Florence bouleversée retenait ses larmes avec peine. Si Max avait été tué, n’eût-ce pas été un peu de sa faute ?… N’aurait-elle pas dû, au risque de se perdre, mettre Lamar au courant de la présence du bandit ? Et, en réfléchissant, une stupeur saisit la jeune fille. Pourquoi était-elle restée ainsi inactive, léthargique, terrifiée, alors que celui qu’elle aimait jouait sa vie pour la défendre ? Où était cette intrépidité qui dans des situations infiniment moins graves s’était manifestée en elle…

Mais un incident coupa court aux réflexions de la jeune fille. Les policemen, que Mme Travis avait demandés par téléphone, arrivaient.

Max Lamar leur montra Sam Smiling toujours étendu évanoui sur le plancher.

– Voilà l’homme que l’on recherche depuis quelques jours, leur dit-il.

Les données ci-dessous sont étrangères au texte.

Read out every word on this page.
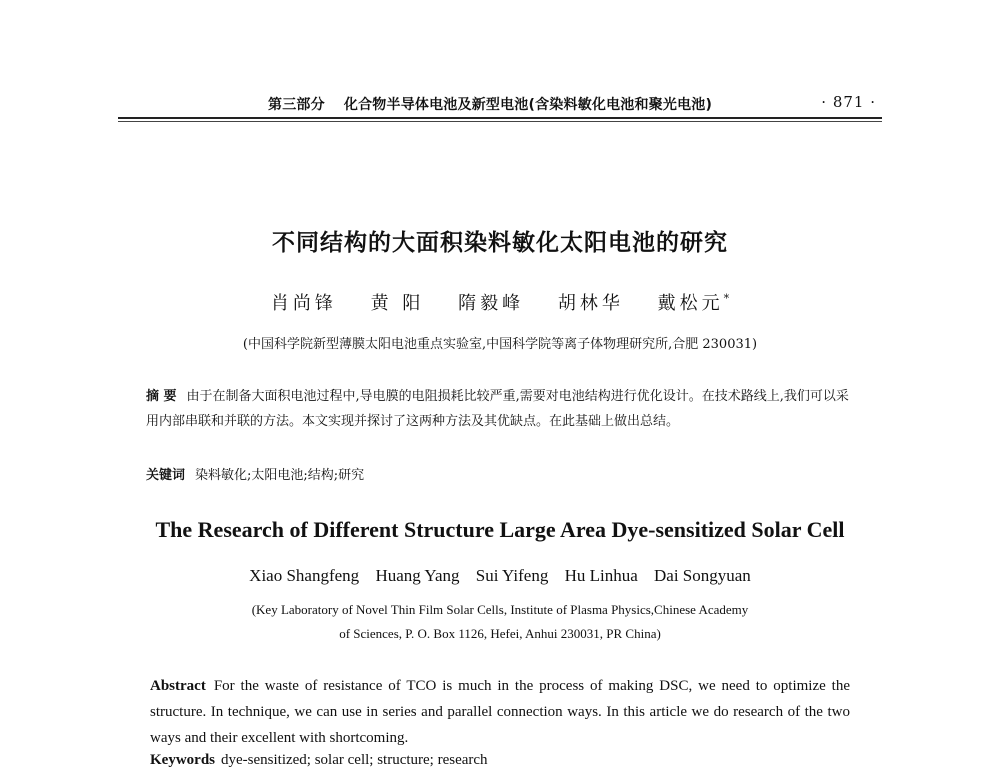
第三部分 化合物半导体电池及新型电池(含染料敏化电池和聚光电池)	· 871 ·
不同结构的大面积染料敏化太阳电池的研究
肖尚锋 黄 阳 隋毅峰 胡林华 戴松元*
(中国科学院新型薄膜太阳电池重点实验室,中国科学院等离子体物理研究所,合肥 230031)
摘 要 由于在制备大面积电池过程中,导电膜的电阻损耗比较严重,需要对电池结构进行优化设计。在技术路线上,我们可以采用内部串联和并联的方法。本文实现并探讨了这两种方法及其优缺点。在此基础上做出总结。
关键词 染料敏化;太阳电池;结构;研究
The Research of Different Structure Large Area Dye-sensitized Solar Cell
Xiao Shangfeng Huang Yang Sui Yifeng Hu Linhua Dai Songyuan
(Key Laboratory of Novel Thin Film Solar Cells, Institute of Plasma Physics,Chinese Academy
of Sciences, P. O. Box 1126, Hefei, Anhui 230031, PR China)
Abstract For the waste of resistance of TCO is much in the process of making DSC, we need to optimize the structure. In technique, we can use in series and parallel connection ways. In this article we do research of the two ways and their excellent with shortcoming.
Keywords dye-sensitized; solar cell; structure; research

Emportez-le à l’hôpital.

Les deux policemen chargèrent Sam Smiling sur un brancard et l’emportèrent.

Alors se tournant vers Florence, Max Lamar lui dit d’une voix grave :

– Mademoiselle Travis, il faut maintenant que je vous pose quelques questions. Et pour cela je désire que nous soyons seuls.

Et, s’adressant à Mme Travis :

– Madame, voulez-vous être assez bonne pour me laisser seul quelques instants avec Mlle Florence ?

Mme Travis et Mary se retirèrent, sans mot dire, oppressées par une cruelle inquiétude.